The team coordinated with doctors and animal trainers to have swab samples shipped from across Fuchsia City and the Safari Zone. Samples included those from symptomatic humans, trainers, Safari Zone workers, and affected animals such as felines, canines, ducklings, and the two bat trainers.

Host Number of Samples
Humans 23
Felines 5
Canines 6
Ducklings 4

Table showing the number of swab samples collected and shipped to the Regional Health Lab.

Most of the samples came from symptomatic individuals and visibly ill animals, though a few were collected from individuals who had been exposed but were not yet showing symptoms. Samples collected in February were reviewed for quality, and only those with sufficient material were retained for sequencing. The majority of high-quality samples came from January and early February, when active archiving had begun.

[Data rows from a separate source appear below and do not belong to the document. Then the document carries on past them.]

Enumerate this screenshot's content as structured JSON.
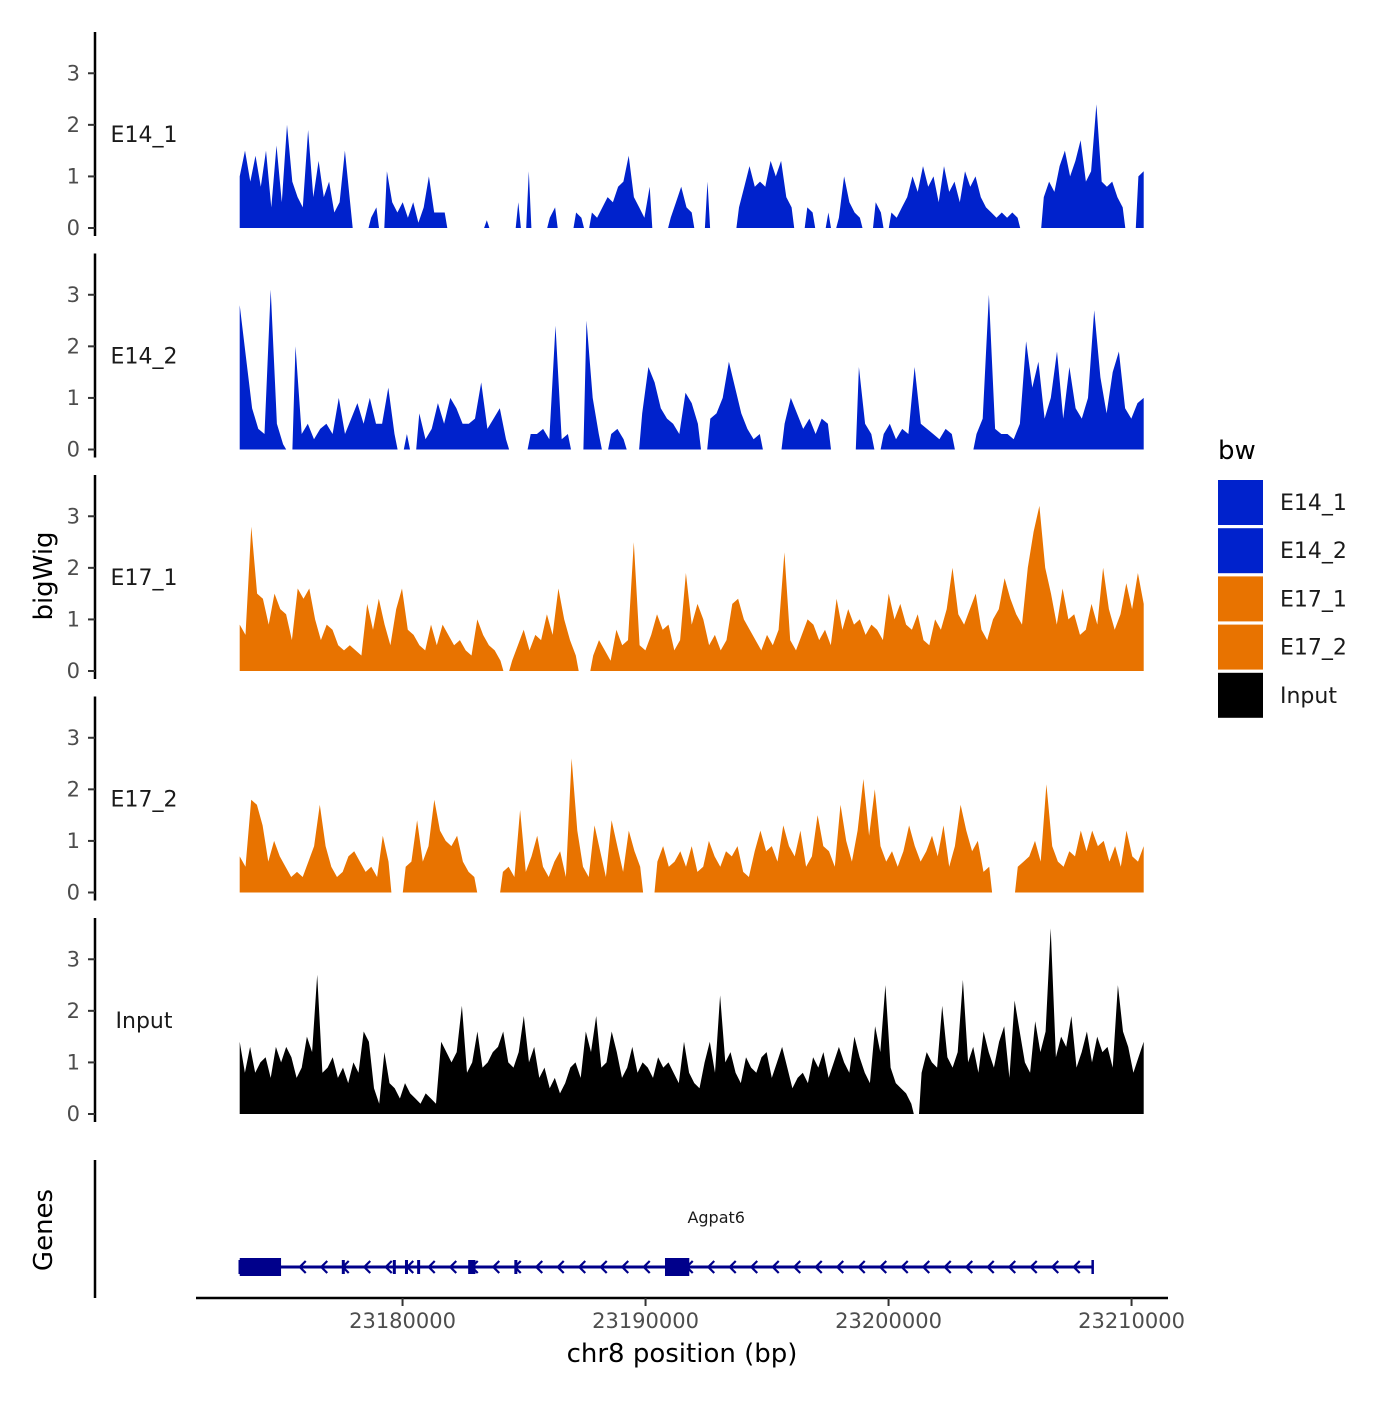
{
  "chart_data": {
    "type": "area",
    "ylabel": "bigWig",
    "xlabel": "chr8 position (bp)",
    "xlim": [
      23171500,
      23211500
    ],
    "ylim": [
      0,
      3.8
    ],
    "y_ticks": [
      0,
      1,
      2,
      3
    ],
    "x_ticks": [
      23180000,
      23190000,
      23200000,
      23210000
    ],
    "x_tick_labels": [
      "23180000",
      "23190000",
      "23200000",
      "23210000"
    ],
    "data_range": [
      23173300,
      23210500
    ],
    "legend": {
      "title": "bw",
      "position": "right",
      "entries": [
        {
          "label": "E14_1",
          "color": "#0022CC"
        },
        {
          "label": "E14_2",
          "color": "#0022CC"
        },
        {
          "label": "E17_1",
          "color": "#E87300"
        },
        {
          "label": "E17_2",
          "color": "#E87300"
        },
        {
          "label": "Input",
          "color": "#000000"
        }
      ]
    },
    "tracks": [
      {
        "name": "E14_1",
        "color": "#0022CC",
        "values": [
          1.0,
          1.5,
          0.9,
          1.4,
          0.8,
          1.5,
          0.4,
          1.6,
          0.5,
          2.0,
          0.9,
          0.6,
          0.4,
          1.9,
          0.6,
          1.3,
          0.6,
          0.9,
          0.3,
          0.5,
          1.5,
          0.5,
          0,
          0,
          0,
          0.2,
          0.4,
          0,
          1.1,
          0.5,
          0.3,
          0.5,
          0.2,
          0.5,
          0.1,
          0.4,
          1.0,
          0.3,
          0.3,
          0.3,
          0,
          0,
          0,
          0,
          0,
          0,
          0,
          0.15,
          0,
          0,
          0,
          0,
          0,
          0.5,
          0,
          1.1,
          0,
          0,
          0,
          0.2,
          0.4,
          0,
          0,
          0,
          0.3,
          0.2,
          0,
          0.3,
          0.2,
          0.4,
          0.6,
          0.5,
          0.8,
          0.9,
          1.4,
          0.6,
          0.4,
          0.2,
          0.8,
          0,
          0,
          0,
          0.2,
          0.5,
          0.8,
          0.4,
          0.3,
          0,
          0,
          0.9,
          0,
          0,
          0,
          0,
          0,
          0.4,
          0.8,
          1.2,
          0.8,
          0.9,
          0.8,
          1.3,
          1.0,
          1.3,
          0.6,
          0.4,
          0,
          0,
          0.4,
          0.3,
          0,
          0,
          0.3,
          0,
          0.2,
          1.0,
          0.5,
          0.3,
          0.2,
          0,
          0,
          0.5,
          0.3,
          0,
          0.3,
          0.2,
          0.4,
          0.6,
          1.0,
          0.7,
          1.2,
          0.8,
          1.0,
          0.5,
          1.2,
          0.7,
          0.9,
          0.5,
          1.1,
          0.8,
          1.0,
          0.6,
          0.4,
          0.3,
          0.2,
          0.3,
          0.2,
          0.3,
          0.2,
          0,
          0,
          0,
          0,
          0.6,
          0.9,
          0.7,
          1.2,
          1.5,
          1.0,
          1.3,
          1.7,
          0.9,
          1.1,
          2.4,
          0.9,
          0.8,
          0.9,
          0.6,
          0.4,
          0,
          0,
          1.0,
          1.1
        ]
      },
      {
        "name": "E14_2",
        "color": "#0022CC",
        "values": [
          2.8,
          1.8,
          0.8,
          0.4,
          0.3,
          3.1,
          0.5,
          0.1,
          0,
          2.0,
          0.3,
          0.5,
          0.2,
          0.4,
          0.5,
          0.3,
          1.0,
          0.3,
          0.6,
          0.9,
          0.5,
          1.0,
          0.5,
          0.5,
          1.2,
          0.3,
          0,
          0.3,
          0,
          0.7,
          0.2,
          0.4,
          0.9,
          0.5,
          1.0,
          0.8,
          0.5,
          0.5,
          0.6,
          1.3,
          0.4,
          0.6,
          0.8,
          0.2,
          0,
          0,
          0,
          0.3,
          0.3,
          0.4,
          0.2,
          2.4,
          0.2,
          0.3,
          0,
          0,
          2.5,
          1.0,
          0.3,
          0,
          0.3,
          0.4,
          0.2,
          0,
          0,
          0.7,
          1.6,
          1.3,
          0.8,
          0.6,
          0.5,
          0.3,
          1.1,
          0.9,
          0.5,
          0,
          0.6,
          0.7,
          1.0,
          1.7,
          1.2,
          0.7,
          0.4,
          0.2,
          0.3,
          0,
          0,
          0,
          0.5,
          1.0,
          0.7,
          0.4,
          0.6,
          0.3,
          0.6,
          0.5,
          0,
          0,
          0,
          0,
          1.6,
          0.5,
          0.3,
          0,
          0.3,
          0.5,
          0.2,
          0.4,
          0.3,
          1.6,
          0.5,
          0.4,
          0.3,
          0.2,
          0.4,
          0.3,
          0,
          0,
          0,
          0.3,
          0.6,
          3.0,
          0.4,
          0.3,
          0.3,
          0.2,
          0.5,
          2.1,
          1.2,
          1.7,
          0.6,
          1.0,
          1.9,
          0.6,
          1.6,
          0.8,
          0.6,
          1.0,
          2.7,
          1.4,
          0.7,
          1.5,
          1.9,
          0.8,
          0.6,
          0.9,
          1.0
        ]
      },
      {
        "name": "E17_1",
        "color": "#E87300",
        "values": [
          0.9,
          0.7,
          2.8,
          1.5,
          1.4,
          0.9,
          1.5,
          1.2,
          1.1,
          0.6,
          1.6,
          1.4,
          1.6,
          1.0,
          0.6,
          0.9,
          0.8,
          0.5,
          0.4,
          0.5,
          0.4,
          0.3,
          1.3,
          0.8,
          1.4,
          0.9,
          0.5,
          1.2,
          1.6,
          0.8,
          0.7,
          0.5,
          0.4,
          0.9,
          0.5,
          0.9,
          0.7,
          0.5,
          0.6,
          0.4,
          0.3,
          1.0,
          0.7,
          0.5,
          0.4,
          0.2,
          0,
          0.2,
          0.5,
          0.8,
          0.4,
          0.7,
          0.6,
          1.1,
          0.7,
          1.6,
          1.0,
          0.6,
          0.3,
          0,
          0,
          0.3,
          0.6,
          0.4,
          0.2,
          0.8,
          0.5,
          0.6,
          2.5,
          0.5,
          0.4,
          0.7,
          1.1,
          0.8,
          0.9,
          0.4,
          0.6,
          1.9,
          0.9,
          1.3,
          1.0,
          0.5,
          0.7,
          0.4,
          0.6,
          1.3,
          1.4,
          1.0,
          0.8,
          0.6,
          0.4,
          0.7,
          0.5,
          0.8,
          2.3,
          0.6,
          0.4,
          0.7,
          1.0,
          0.9,
          0.6,
          0.8,
          0.5,
          1.4,
          0.8,
          1.2,
          0.9,
          1.0,
          0.7,
          0.9,
          0.8,
          0.6,
          1.5,
          1.0,
          1.3,
          0.9,
          0.8,
          1.1,
          0.6,
          0.5,
          1.0,
          0.8,
          1.2,
          2.0,
          1.1,
          0.9,
          1.2,
          1.5,
          0.8,
          0.6,
          1.0,
          1.2,
          1.8,
          1.4,
          1.1,
          0.9,
          2.0,
          2.7,
          3.2,
          2.0,
          1.5,
          0.9,
          1.6,
          1.0,
          1.1,
          0.7,
          0.8,
          1.3,
          0.9,
          2.0,
          1.2,
          0.8,
          1.1,
          1.7,
          1.2,
          1.9,
          1.3
        ]
      },
      {
        "name": "E17_2",
        "color": "#E87300",
        "values": [
          0.7,
          0.5,
          1.8,
          1.7,
          1.3,
          0.6,
          1.0,
          0.7,
          0.5,
          0.3,
          0.4,
          0.3,
          0.6,
          0.9,
          1.7,
          0.9,
          0.5,
          0.3,
          0.4,
          0.7,
          0.8,
          0.6,
          0.4,
          0.5,
          0.3,
          1.1,
          0.6,
          0,
          0,
          0.5,
          0.6,
          1.4,
          0.6,
          0.9,
          1.8,
          1.2,
          1.0,
          0.9,
          1.1,
          0.6,
          0.4,
          0.3,
          0,
          0,
          0,
          0,
          0.4,
          0.5,
          0.3,
          1.6,
          0.4,
          0.7,
          1.1,
          0.5,
          0.3,
          0.6,
          0.8,
          0.3,
          2.6,
          1.2,
          0.5,
          0.3,
          1.3,
          0.8,
          0.3,
          1.4,
          0.9,
          0.4,
          1.2,
          0.8,
          0.5,
          0,
          0,
          0.6,
          0.9,
          0.5,
          0.6,
          0.8,
          0.5,
          0.9,
          0.4,
          0.5,
          1.0,
          0.7,
          0.5,
          0.8,
          0.7,
          0.9,
          0.4,
          0.3,
          0.8,
          1.2,
          0.8,
          0.9,
          0.6,
          1.3,
          0.9,
          0.7,
          1.2,
          0.5,
          0.7,
          1.5,
          0.9,
          0.8,
          0.5,
          1.7,
          1.0,
          0.6,
          1.2,
          2.2,
          1.1,
          2.0,
          0.9,
          0.6,
          0.8,
          0.5,
          0.8,
          1.3,
          0.9,
          0.6,
          0.8,
          1.1,
          0.7,
          1.3,
          0.5,
          0.9,
          1.7,
          1.2,
          0.8,
          1.0,
          0.4,
          0.5,
          0,
          0,
          0,
          0,
          0.5,
          0.6,
          0.7,
          1.0,
          0.6,
          2.1,
          0.9,
          0.6,
          0.5,
          0.8,
          0.7,
          1.2,
          0.8,
          1.2,
          0.9,
          1.0,
          0.6,
          0.9,
          0.5,
          1.2,
          0.7,
          0.6,
          0.9
        ]
      },
      {
        "name": "Input",
        "color": "#000000",
        "values": [
          1.4,
          0.8,
          1.3,
          0.8,
          1.0,
          1.1,
          0.7,
          1.3,
          1.0,
          1.3,
          1.1,
          0.7,
          0.9,
          1.5,
          1.2,
          2.7,
          0.8,
          0.9,
          1.1,
          0.7,
          0.9,
          0.6,
          1.0,
          0.8,
          1.6,
          1.4,
          0.5,
          0.2,
          1.2,
          0.6,
          0.5,
          0.3,
          0.6,
          0.4,
          0.3,
          0.2,
          0.4,
          0.3,
          0.2,
          1.4,
          1.2,
          1.0,
          1.2,
          2.1,
          0.8,
          1.0,
          1.6,
          0.9,
          1.0,
          1.2,
          1.3,
          1.6,
          1.0,
          0.9,
          1.2,
          1.9,
          1.0,
          1.3,
          0.7,
          0.9,
          0.5,
          0.7,
          0.4,
          0.6,
          0.9,
          1.0,
          0.7,
          1.6,
          1.2,
          1.9,
          0.9,
          1.0,
          1.6,
          1.2,
          0.7,
          0.9,
          1.3,
          0.8,
          1.0,
          0.9,
          0.7,
          1.1,
          0.9,
          1.0,
          0.8,
          0.6,
          1.4,
          0.8,
          0.6,
          0.5,
          1.0,
          1.4,
          0.8,
          2.3,
          1.0,
          1.2,
          0.8,
          0.6,
          1.1,
          0.9,
          0.8,
          1.1,
          1.2,
          0.7,
          1.0,
          1.3,
          0.9,
          0.5,
          0.7,
          0.8,
          0.6,
          1.1,
          0.9,
          1.2,
          0.7,
          1.0,
          1.3,
          1.0,
          0.8,
          1.5,
          1.1,
          0.8,
          0.6,
          1.7,
          1.2,
          2.5,
          0.9,
          0.6,
          0.5,
          0.4,
          0.2,
          0,
          0.8,
          1.2,
          1.0,
          0.9,
          2.1,
          1.1,
          0.9,
          1.2,
          2.6,
          1.0,
          1.3,
          0.8,
          1.6,
          1.2,
          0.9,
          1.4,
          1.7,
          0.7,
          2.2,
          1.6,
          1.0,
          0.8,
          1.8,
          1.2,
          1.6,
          3.6,
          1.1,
          1.5,
          1.3,
          1.9,
          0.9,
          1.2,
          1.6,
          1.0,
          1.5,
          1.2,
          1.3,
          0.9,
          2.5,
          1.6,
          1.3,
          0.8,
          1.1,
          1.4
        ]
      }
    ],
    "gene_track": {
      "label": "Genes",
      "gene": {
        "name": "Agpat6",
        "start": 23173300,
        "end": 23208400,
        "strand": "-",
        "color": "#00008B",
        "exons": [
          [
            23173300,
            23175000
          ],
          [
            23177500,
            23177600
          ],
          [
            23179600,
            23179700
          ],
          [
            23180100,
            23180200
          ],
          [
            23180600,
            23180700
          ],
          [
            23182700,
            23183000
          ],
          [
            23184600,
            23184700
          ],
          [
            23190800,
            23191800
          ]
        ]
      }
    }
  }
}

This stage of the investigation marks a critical shift in the outbreak response. Earlier phases focused on observing symptoms, collecting samples, and forming initial hypotheses. With the involvement of the Regional Health Lab, the investigation now moves into testing, sequencing, bioinformatics, and molecular epidemiology. These steps are foundational to understanding the genetic characteristics of the pathogen and informing a targeted public health response.

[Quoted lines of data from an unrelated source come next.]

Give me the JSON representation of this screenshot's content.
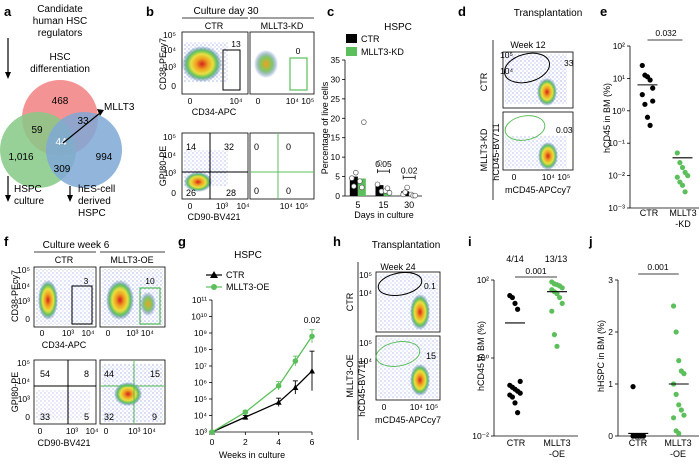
{
  "panels": {
    "a": {
      "label": "a",
      "title_line1": "Candidate",
      "title_line2": "human HSC",
      "title_line3": "regulators",
      "hsc_diff_line1": "HSC",
      "hsc_diff_line2": "differentiation",
      "venn_counts": [
        "468",
        "59",
        "33",
        "1,016",
        "44",
        "309",
        "994"
      ],
      "callout": "MLLT3",
      "hspc_culture_line1": "HSPC",
      "hspc_culture_line2": "culture",
      "hes_line1": "hES-cell",
      "hes_line2": "derived",
      "hes_line3": "HSPC"
    },
    "b": {
      "label": "b",
      "title": "Culture day 30",
      "col_ctr": "CTR",
      "col_kd": "MLLT3-KD",
      "top_ylabel": "CD38-PEcy7",
      "top_xlabel": "CD34-APC",
      "top_gate_ctr": "13",
      "top_gate_kd": "0",
      "bottom_ylabel": "GPI80-PE",
      "bottom_xlabel": "CD90-BV421",
      "ctr_quadrants": [
        "14",
        "32",
        "26",
        "28"
      ],
      "kd_quadrants": [
        "0",
        "0",
        "0",
        "0"
      ]
    },
    "c": {
      "label": "c",
      "title": "HSPC"
    },
    "d": {
      "label": "d",
      "title": "Transplantation",
      "week": "Week 12",
      "row_ctr": "CTR",
      "row_kd": "MLLT3-KD",
      "ylabel": "hCD45-BV711",
      "xlabel": "mCD45-APCcy7",
      "gate_ctr": "33",
      "gate_kd": "0.03"
    },
    "e": {
      "label": "e",
      "ylabel": "hCD45 in BM (%)",
      "pvalue": "0.032",
      "cat1": "CTR",
      "cat2_line1": "MLLT3",
      "cat2_line2": "-KD"
    },
    "f": {
      "label": "f",
      "title": "Culture week 6",
      "col_ctr": "CTR",
      "col_oe": "MLLT3-OE",
      "top_ylabel": "CD38-PEcy7",
      "top_xlabel": "CD34-APC",
      "top_gate_ctr": "3",
      "top_gate_oe": "10",
      "bottom_ylabel": "GPI80-PE",
      "bottom_xlabel": "CD90-BV421",
      "ctr_quadrants": [
        "54",
        "8",
        "33",
        "5"
      ],
      "oe_quadrants": [
        "44",
        "15",
        "32",
        "9"
      ]
    },
    "g": {
      "label": "g",
      "title": "HSPC"
    },
    "h": {
      "label": "h",
      "title": "Transplantation",
      "week": "Week 24",
      "row_ctr": "CTR",
      "row_oe": "MLLT3-OE",
      "ylabel": "hCD45-BV711",
      "xlabel": "mCD45-APCcy7",
      "gate_ctr": "0.1",
      "gate_oe": "15"
    },
    "i": {
      "label": "i",
      "ylabel": "hCD45 in BM (%)",
      "frac_ctr": "4/14",
      "frac_oe": "13/13",
      "pvalue": "0.001",
      "cat1": "CTR",
      "cat2_line1": "MLLT3",
      "cat2_line2": "-OE"
    },
    "j": {
      "label": "j",
      "ylabel": "hHSPC in BM (%)",
      "pvalue": "0.001",
      "cat1": "CTR",
      "cat2_line1": "MLLT3",
      "cat2_line2": "-OE"
    }
  },
  "colors": {
    "ctr": "#000000",
    "kd_oe": "#5cbf5c",
    "venn_red": "#f28080",
    "venn_green": "#86c986",
    "venn_blue": "#7fa8d6"
  },
  "chart_data": [
    {
      "id": "c",
      "type": "bar",
      "title": "HSPC",
      "xlabel": "Days in culture",
      "ylabel": "Percentage of live cells",
      "categories": [
        "5",
        "15",
        "30"
      ],
      "ylim": [
        0,
        35
      ],
      "yticks": [
        "0",
        "5",
        "10",
        "15",
        "20",
        "25",
        "30",
        "35"
      ],
      "series": [
        {
          "name": "CTR",
          "values": [
            5.0,
            2.8,
            1.2
          ]
        },
        {
          "name": "MLLT3-KD",
          "values": [
            4.5,
            1.5,
            0.2
          ]
        }
      ],
      "points": {
        "CTR": [
          [
            4.6,
            2.5,
            6.0
          ],
          [
            3.0,
            8.5,
            1.2
          ],
          [
            0.4,
            1.0,
            2.2
          ]
        ],
        "MLLT3-KD": [
          [
            3.8,
            2.2,
            19.0
          ],
          [
            1.3,
            2.0,
            0.8
          ],
          [
            0.4,
            0.1,
            0.1
          ]
        ]
      },
      "annotations": [
        {
          "category": "15",
          "text": "0.05"
        },
        {
          "category": "30",
          "text": "0.02"
        }
      ]
    },
    {
      "id": "g",
      "type": "line",
      "title": "HSPC",
      "xlabel": "Weeks in culture",
      "ylabel": "",
      "x": [
        0,
        2,
        4,
        5,
        6
      ],
      "xticks": [
        "0",
        "2",
        "4",
        "6"
      ],
      "ylim_log10": [
        3,
        11
      ],
      "yticks": [
        "10³",
        "10⁴",
        "10⁵",
        "10⁶",
        "10⁷",
        "10⁸",
        "10⁹",
        "10¹⁰",
        "10¹¹"
      ],
      "series": [
        {
          "name": "CTR",
          "log10_values": [
            3.0,
            3.9,
            4.8,
            5.7,
            6.7
          ],
          "log10_err": [
            0,
            0.1,
            0.25,
            0.4,
            1.2
          ]
        },
        {
          "name": "MLLT3-OE",
          "log10_values": [
            3.0,
            4.2,
            5.8,
            7.3,
            8.8
          ],
          "log10_err": [
            0,
            0.1,
            0.25,
            0.3,
            0.4
          ]
        }
      ],
      "annotation": "0.02"
    },
    {
      "id": "e",
      "type": "scatter",
      "ylim_log10": [
        -3,
        2
      ],
      "yticks": [
        "10⁻³",
        "10⁻²",
        "10⁻¹",
        "10⁰",
        "10¹",
        "10²"
      ],
      "categories": [
        "CTR",
        "MLLT3-KD"
      ],
      "log10_points": {
        "CTR": [
          1.4,
          1.1,
          1.05,
          0.95,
          0.7,
          0.5,
          0.2,
          -0.2,
          -0.45,
          0.3
        ],
        "MLLT3-KD": [
          -1.3,
          -1.6,
          -1.75,
          -1.9,
          -2.0,
          -2.05,
          -2.2,
          -2.3,
          -2.5
        ]
      },
      "log10_means": {
        "CTR": 0.8,
        "MLLT3-KD": -1.45
      }
    },
    {
      "id": "i",
      "type": "scatter",
      "ylim_log10": [
        -2,
        2
      ],
      "yticks": [
        "10⁻²",
        "10⁰",
        "10²"
      ],
      "categories": [
        "CTR",
        "MLLT3-OE"
      ],
      "log10_points": {
        "CTR": [
          1.6,
          1.55,
          1.4,
          1.25,
          -0.6,
          -0.7,
          -0.75,
          -0.8,
          -0.85,
          -0.9,
          -0.95,
          -1.0,
          -1.15,
          -1.4
        ],
        "MLLT3-OE": [
          1.95,
          1.9,
          1.88,
          1.85,
          1.8,
          1.75,
          1.7,
          1.65,
          1.55,
          1.4,
          1.2,
          0.6,
          0.3
        ]
      },
      "log10_means": {
        "CTR": 0.9,
        "MLLT3-OE": 1.7
      }
    },
    {
      "id": "j",
      "type": "scatter",
      "ylim": [
        0,
        3
      ],
      "yticks": [
        "0",
        "1",
        "2",
        "3"
      ],
      "categories": [
        "CTR",
        "MLLT3-OE"
      ],
      "points": {
        "CTR": [
          0.95,
          0,
          0,
          0,
          0,
          0,
          0,
          0,
          0,
          0,
          0,
          0,
          0
        ],
        "MLLT3-OE": [
          2.5,
          2.0,
          1.45,
          1.25,
          1.2,
          1.0,
          0.8,
          0.6,
          0.5,
          0.4,
          0.35,
          0.1,
          0.05
        ]
      },
      "means": {
        "CTR": 0.05,
        "MLLT3-OE": 1.0
      }
    }
  ]
}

8.2 Discussion Three: Choosing the Appropriate Sequencing Technology

The Regional Health Lab has the ability to culture bacteria and viruses and perform several types of sequencing, including short-read sequencing, long-read sequencing, and shotgun metagenomics. In this investigation, standard diagnostics have failed to detect a known pathogen, and there is concern that a novel virus or bacterium may be responsible for the outbreak.

Based on what you know about the lab’s capabilities and the types of samples collected, what sequencing platform or combination of platforms would you use for initial identification? How might your choice differ depending on whether the goal is to detect something completely unknown versus confirm the presence of a suspected agent? Be sure to explain the strengths and tradeoffs of your approach.

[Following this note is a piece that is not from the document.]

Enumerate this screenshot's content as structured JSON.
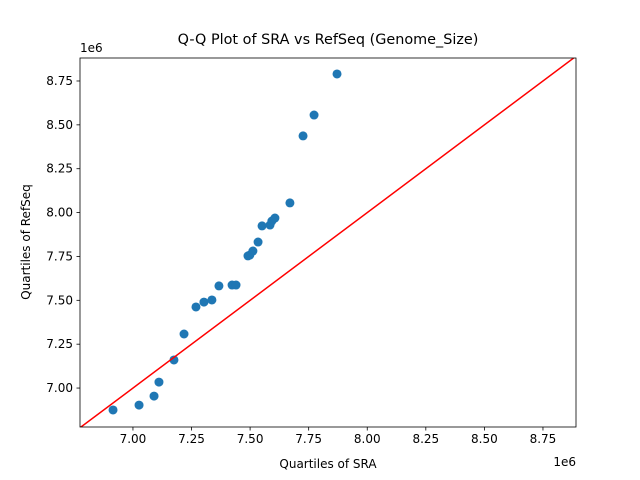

8.3 Discussion Four: Deciding upon Bioinformatic Analyses

Once sequencing is complete, the raw data must be processed and interpreted. This is where bioinformatics becomes essential. Using your proposed approach from Discussion Three, what types of bioinformatics methods or analyses would you apply to identify a novel pathogen? Consider how you would handle unknown organisms, what kinds of tools or reference data you might use, and how you would distinguish true findings from background noise or contamination.